その魔法は現実セカイでいうところの盗聴器だ。壁をレコード替わりにした、即席蓄音機でもある。そんな便利な魔法があるなら、捜査以外でも役に立つだろう。
康大の賞賛に老魔法使いは照れたように後頭部をかく。
「いや、まさかそこまで褒められるとは予想外だな。俺の魔法なんて、攻撃も回復も出来ないから、馬鹿にされることばっかだったのにさ。ありがとな小僧」
「いえ、それで、それからどうなったんですか!?」
「ああ、ワインがある場所はワイン倉に決まってるから、俺はそこで壁の声の魔法を使ったわけよ。そうしたら事件の真相も分かった。当時その屋敷は酒ネズミの被害に悩まされていた」
「酒ネズミ?」
「なんだいお前さん、酒ネズミを知らないのか。やたら酒ばっか飲みたがる厄介なあのネズミに決まってるだろ。で、それに困ったある使用人が、ワイン樽に例の毒を仕込んで罠をかけていたのさ」
「じゃあそのワインの残りを間違って?」
「まあまあそう焦るなって。ちなみにその答えは不正解だ。罠用のワイン樽に入っていたワインはちゃんと全部使った。でもどっかの馬鹿が、その時に使ったワイン樽を禄に洗いもしないで、新しいワインを入れちまったのさ。毒はまだ内側に染みこんでて、それを飲んだ夫人が敢え無く……それが真相だ」
「つまり事故だったわけですか。でもその魔法があれば今回の事件も――」
「無理だ」
老魔法使いは断言した。
「なんでですか!?」
「本城は謀略の巣窟だ。そんなところで俺の魔法を使うなんて、許されるわけがない。まあ俺も個人的に誰がやったのかは気になるが、そのために危ない橋まで渡る気はねえさ」
「・・・・・・」
康大は黙り込んだ。
それを会話終了の合図と受け取ったのか、老魔法使いは「それじゃ姉ちゃんによろしくな」と肩を叩き、またあのむさ苦しい男の輪の中へと戻っていく。

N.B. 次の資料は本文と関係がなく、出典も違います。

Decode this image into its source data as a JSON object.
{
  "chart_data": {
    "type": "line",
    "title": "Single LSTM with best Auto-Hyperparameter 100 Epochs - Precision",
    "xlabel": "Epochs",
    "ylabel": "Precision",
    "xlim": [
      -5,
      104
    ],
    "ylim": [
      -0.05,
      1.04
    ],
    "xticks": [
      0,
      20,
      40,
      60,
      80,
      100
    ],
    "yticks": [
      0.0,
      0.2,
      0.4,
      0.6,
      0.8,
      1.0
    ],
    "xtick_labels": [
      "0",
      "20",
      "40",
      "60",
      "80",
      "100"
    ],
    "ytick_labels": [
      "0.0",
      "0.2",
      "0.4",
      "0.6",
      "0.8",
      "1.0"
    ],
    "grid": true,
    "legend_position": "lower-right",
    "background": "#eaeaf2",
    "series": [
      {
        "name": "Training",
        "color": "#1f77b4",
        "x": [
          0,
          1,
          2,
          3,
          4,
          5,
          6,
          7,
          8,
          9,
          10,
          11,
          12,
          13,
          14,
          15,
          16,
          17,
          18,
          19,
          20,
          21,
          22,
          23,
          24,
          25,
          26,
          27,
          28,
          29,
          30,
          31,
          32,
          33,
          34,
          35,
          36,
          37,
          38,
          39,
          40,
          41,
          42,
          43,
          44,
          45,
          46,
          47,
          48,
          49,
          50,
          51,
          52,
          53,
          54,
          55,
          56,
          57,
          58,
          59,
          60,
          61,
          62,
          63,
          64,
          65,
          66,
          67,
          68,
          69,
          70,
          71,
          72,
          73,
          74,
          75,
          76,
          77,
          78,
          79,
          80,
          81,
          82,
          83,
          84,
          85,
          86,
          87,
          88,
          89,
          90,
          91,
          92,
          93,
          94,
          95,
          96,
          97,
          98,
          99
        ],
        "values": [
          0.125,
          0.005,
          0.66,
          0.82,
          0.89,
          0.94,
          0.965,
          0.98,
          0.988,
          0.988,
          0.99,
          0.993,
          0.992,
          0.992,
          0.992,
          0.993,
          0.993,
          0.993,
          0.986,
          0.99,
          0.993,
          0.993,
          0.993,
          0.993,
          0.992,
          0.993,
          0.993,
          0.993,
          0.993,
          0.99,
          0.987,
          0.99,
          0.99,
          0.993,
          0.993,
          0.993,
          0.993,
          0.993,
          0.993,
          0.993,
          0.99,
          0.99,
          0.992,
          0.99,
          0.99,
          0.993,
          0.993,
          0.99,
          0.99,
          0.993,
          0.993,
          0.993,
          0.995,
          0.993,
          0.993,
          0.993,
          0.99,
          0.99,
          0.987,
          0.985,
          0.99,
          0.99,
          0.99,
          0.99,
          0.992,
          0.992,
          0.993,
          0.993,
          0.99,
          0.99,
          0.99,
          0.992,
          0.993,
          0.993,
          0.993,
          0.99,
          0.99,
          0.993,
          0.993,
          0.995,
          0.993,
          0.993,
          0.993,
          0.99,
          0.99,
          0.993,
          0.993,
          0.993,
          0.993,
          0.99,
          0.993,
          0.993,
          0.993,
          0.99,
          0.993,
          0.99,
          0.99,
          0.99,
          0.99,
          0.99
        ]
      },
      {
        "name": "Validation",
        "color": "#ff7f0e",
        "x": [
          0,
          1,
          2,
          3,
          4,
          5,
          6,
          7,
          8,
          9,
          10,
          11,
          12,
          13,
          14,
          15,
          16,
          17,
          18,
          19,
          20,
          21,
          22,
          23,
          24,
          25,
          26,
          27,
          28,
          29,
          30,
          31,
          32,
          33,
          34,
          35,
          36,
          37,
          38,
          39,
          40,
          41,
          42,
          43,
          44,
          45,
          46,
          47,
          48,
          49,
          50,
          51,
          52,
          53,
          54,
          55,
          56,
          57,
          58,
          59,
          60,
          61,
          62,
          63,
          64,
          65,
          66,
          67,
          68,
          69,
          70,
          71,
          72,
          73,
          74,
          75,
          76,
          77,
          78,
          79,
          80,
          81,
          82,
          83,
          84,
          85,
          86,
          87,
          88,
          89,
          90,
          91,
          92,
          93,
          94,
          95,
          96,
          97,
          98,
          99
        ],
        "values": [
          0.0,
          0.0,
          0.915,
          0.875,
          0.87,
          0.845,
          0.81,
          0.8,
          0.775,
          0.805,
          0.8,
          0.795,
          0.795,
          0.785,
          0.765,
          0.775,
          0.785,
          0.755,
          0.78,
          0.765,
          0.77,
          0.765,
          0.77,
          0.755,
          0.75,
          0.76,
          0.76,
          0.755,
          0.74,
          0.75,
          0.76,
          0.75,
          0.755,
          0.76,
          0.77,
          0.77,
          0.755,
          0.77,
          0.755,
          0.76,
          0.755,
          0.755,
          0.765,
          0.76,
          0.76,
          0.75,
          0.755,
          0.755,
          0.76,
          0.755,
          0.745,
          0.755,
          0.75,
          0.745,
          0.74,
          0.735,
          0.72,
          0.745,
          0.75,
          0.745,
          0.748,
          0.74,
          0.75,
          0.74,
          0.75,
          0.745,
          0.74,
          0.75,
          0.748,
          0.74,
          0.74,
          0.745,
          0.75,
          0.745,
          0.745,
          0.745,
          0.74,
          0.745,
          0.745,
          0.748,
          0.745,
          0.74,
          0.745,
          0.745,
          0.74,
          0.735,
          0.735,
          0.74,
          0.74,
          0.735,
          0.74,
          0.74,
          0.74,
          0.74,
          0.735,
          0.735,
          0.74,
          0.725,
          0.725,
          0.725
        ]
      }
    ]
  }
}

康大からすると花の蜜に群がる虫と言うより、蟻地獄にはまり込んでいる蟻の群に見えた。
「でも壁の声か……」
直接証拠探しに使えなくても、盗聴が出来るのならそれは大きな武器になる気がした。
「なあハイアサース、お前はどう思う?」
「・・・・・・」
「ハイアサー……!」
今までずっと反応がなかったので少し違和感は覚えていた。
だがまさかこんな事になっているとは。
「す……座ったまま寝てる!?」
「……ぐー」
ハイアサースは起用に鼻提灯まで作り、背筋を伸ばして座ったまま静かにいびきをかいていた。
時刻は現実セカイに当てはめれば11時頃で、このセカイ基準だとほとんどの人が寝ている時間だ。だが、こんなうるさい場所でも寝られるとは予想外だった。
「……これ以上は無理かな」
康大はそう判断し、寝ているハイアサースを担いで慰安所を出て行く。
その姿を視界に捉えたアイリーンが、手を振った後、指で明らかにそれと分かるような卑猥な仕草をした。たとえこのセカイでは意味が違っていたとしても、彼女がすると下ネタ以外考えられない。
そのため、康大はそれに気付いたが完全に無視し、ハイアサースの胸の感触を背中で楽しみながら宿舎へと戻っていった……。